You could add all this, but a more sensible approach would be using abstractions the operating system provides already.
For example, Unix named pipes seem to be a pretty close match to what you want, and note how simple the code is:
pread
#! /usr/bin/perl
use warnings;
use strict;
my $pipe = "/tmp/mypipe";
system "mknod $pipe p 2>/dev/null";
open my $fh, "<", $pipe or die "$0: open $pipe: $!";
while (<$fh>) {
print "got: $_";
sleep 0;
}
pwrite
#! /usr/bin/perl
use warnings;
use strict;
my $pipe = "/tmp/mypipe";
system "mknod $pipe p 2>/dev/null";
open my $fh, ">", $pipe or die "$0: open $pipe: $!";
my $n = 10;
my #chars = ('a'..'z','A'..'Z','0'..'9','_');
while (1) {
print $fh join("" => map $chars[rand #chars], 1..$n), "\n"
or warn "$0: print: $!";
}
Both ends attempt to create the pipe using mknod because they have no other method of synchronization. At least one will fail, but we don't care as long as the pipe exists.
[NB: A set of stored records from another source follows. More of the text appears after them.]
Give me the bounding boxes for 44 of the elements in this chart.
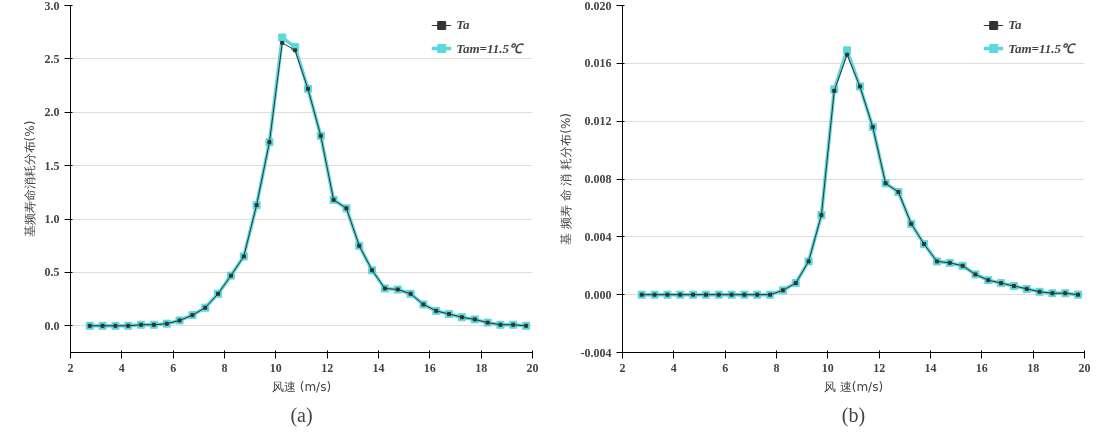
y-tick-label: 0.008 [584,172,612,186]
y-tick-label: 2.5 [44,51,60,66]
x-tick-label: 6 [722,360,729,375]
x-tick-label: 14 [372,360,385,375]
text: (a) [290,403,313,427]
x-tick-label: 16 [975,360,988,375]
y-tick-label: 0.020 [584,0,612,13]
legend-label: Ta [1008,17,1023,33]
x-tick-label: 4 [118,360,125,375]
y-axis-title: 基频寿命消耗分布(%) [22,120,37,238]
x-tick-label: 16 [423,360,436,375]
x-tick-label: 12 [321,360,334,375]
x-tick-label: 4 [670,360,677,375]
legend-label: Ta [456,17,471,33]
x-tick-label: 18 [475,360,488,375]
x-tick-label: 10 [269,360,282,375]
y-tick-label: 2.0 [44,105,60,120]
y-tick-label: 0.012 [584,114,612,129]
x-tick-label: 2 [619,360,626,375]
x-tick-label: 8 [773,360,780,375]
y-tick-label: 0.004 [584,229,612,244]
legend-label: Tam=11.5℃ [456,40,522,57]
y-tick-label: 0.000 [584,287,612,302]
x-tick-label: 6 [170,360,177,375]
x-axis-title: 风 速(m/s) [823,379,884,394]
x-tick-label: 12 [873,360,886,375]
x-tick-label: 18 [1027,360,1040,375]
y-axis-title: 基 频寿 命 消 耗分布(%) [558,112,573,246]
y-tick-label: 3.0 [44,0,60,13]
x-tick-label: 8 [221,360,228,375]
y-tick-label: 0.5 [44,265,60,280]
x-tick-label: 10 [821,360,834,375]
text: (b) [841,403,866,427]
x-tick-label: 20 [1078,360,1091,375]
x-tick-label: 2 [67,360,74,375]
y-tick-label: -0.004 [580,345,612,360]
legend-label: Tam=11.5℃ [1008,40,1074,57]
y-tick-label: 0.0 [44,318,60,333]
x-axis-title: 风速 (m/s) [271,379,332,394]
y-tick-label: 1.0 [44,212,60,227]
x-tick-label: 20 [526,360,539,375]
y-tick-label: 1.5 [44,158,60,173]
x-tick-label: 14 [924,360,937,375]
y-tick-label: 0.016 [584,56,612,71]
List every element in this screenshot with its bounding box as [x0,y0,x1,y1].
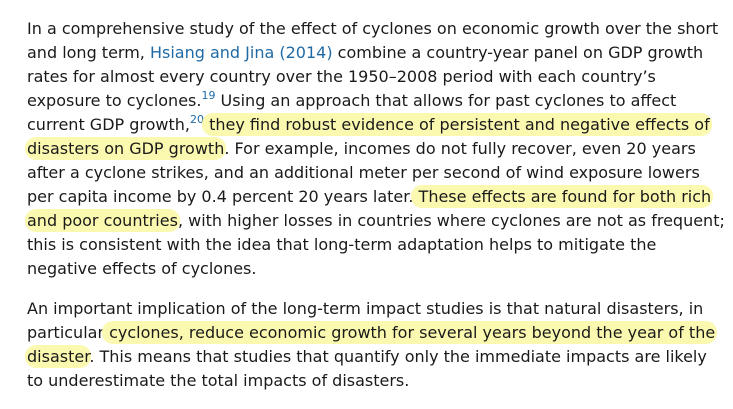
text-span: An important implication of the long-ter… [27,299,704,318]
text-span: combine a country-year panel on GDP grow… [332,43,704,62]
text-span: . For example, incomes do not fully reco… [224,139,696,158]
text-span: In a comprehensive study of the effect o… [27,19,719,38]
highlighted-text: disasters on GDP growth [27,139,225,158]
text-span: after a cyclone strikes, and an addition… [27,163,700,182]
text-line: and poor countries, with higher losses i… [27,209,725,233]
text-span: to underestimate the total impacts of di… [27,371,410,390]
text-span: and long term, [27,43,150,62]
text-span: rates for almost every country over the … [27,67,656,86]
highlighted-text: cyclones, reduce economic growth for sev… [104,323,716,342]
text-line: In a comprehensive study of the effect o… [27,17,718,41]
highlighted-text: disaster [27,347,90,366]
text-span: per capita income by 0.4 percent 20 year… [27,187,414,206]
highlighted-text: they find robust evidence of persistent … [204,115,710,134]
text-line: and long term, Hsiang and Jina (2014) co… [27,41,703,65]
text-span: particular [27,323,105,342]
text-span: this is consistent with the idea that lo… [27,235,657,254]
text-line: this is consistent with the idea that lo… [27,233,656,257]
text-line: per capita income by 0.4 percent 20 year… [27,185,712,209]
text-line: disaster. This means that studies that q… [27,345,707,369]
text-span: exposure to cyclones. [27,91,202,110]
text-line: particular cyclones, reduce economic gro… [27,321,716,345]
highlighted-text: and poor countries [27,211,178,230]
text-span: , with higher losses in countries where … [177,211,725,230]
text-line: disasters on GDP growth. For example, in… [27,137,696,161]
text-span: Using an approach that allows for past c… [215,91,677,110]
text-line: current GDP growth,20 they find robust e… [27,113,710,137]
text-line: exposure to cyclones.19 Using an approac… [27,89,676,113]
footnote-ref-19[interactable]: 19 [201,89,216,102]
text-line: rates for almost every country over the … [27,65,656,89]
citation-link-hsiang-jina[interactable]: Hsiang and Jina (2014) [149,43,333,62]
text-line: to underestimate the total impacts of di… [27,369,409,393]
footnote-ref-20[interactable]: 20 [190,113,205,126]
text-line: after a cyclone strikes, and an addition… [27,161,700,185]
text-line: negative effects of cyclones. [27,257,256,281]
text-span: negative effects of cyclones. [27,259,257,278]
highlighted-text: These effects are found for both rich [413,187,712,206]
text-span: current GDP growth, [27,115,191,134]
text-line: An important implication of the long-ter… [27,297,703,321]
text-span: . This means that studies that quantify … [89,347,707,366]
As you can see, all the waiting machinery is handled by the system, so you do what you care about: reading and writing messages.
This works.
The writer:
use IO::File ();
sub generate_random_string {...}; # same as above
my $file_name = 'file.txt';
my $handle = IO::File->new($file_name, 'a');
die "Could not append to $file_name: $!" unless $handle;
$handle->autoflush(1);
while (1) {
$handle->say(generate_random_string(20));
}
The reader:
use IO::File qw();
my $file_name = 'file.txt';
my $handle = IO::File->new($file_name, 'r');
die "Could not read $file_name: $!" unless $handle;
STDOUT->autoflush(1);
while (defined (my $line = $handle->getline)) {
STDOUT->print($line);
}
are you on windows or *nix? you might be able to string something like this together on *nix by using tail to get the output as it is written to the file. On windows you can call CreateFile() with FILE_SHARE_READ and/or FILE_SHARE_WRITE in order to allow others to access the file while you have it opened for read/write. you may have to periodically check to see if the file size has changed in order to know when to read (i'm not 100% certain here.)
another option is a memory mapped file.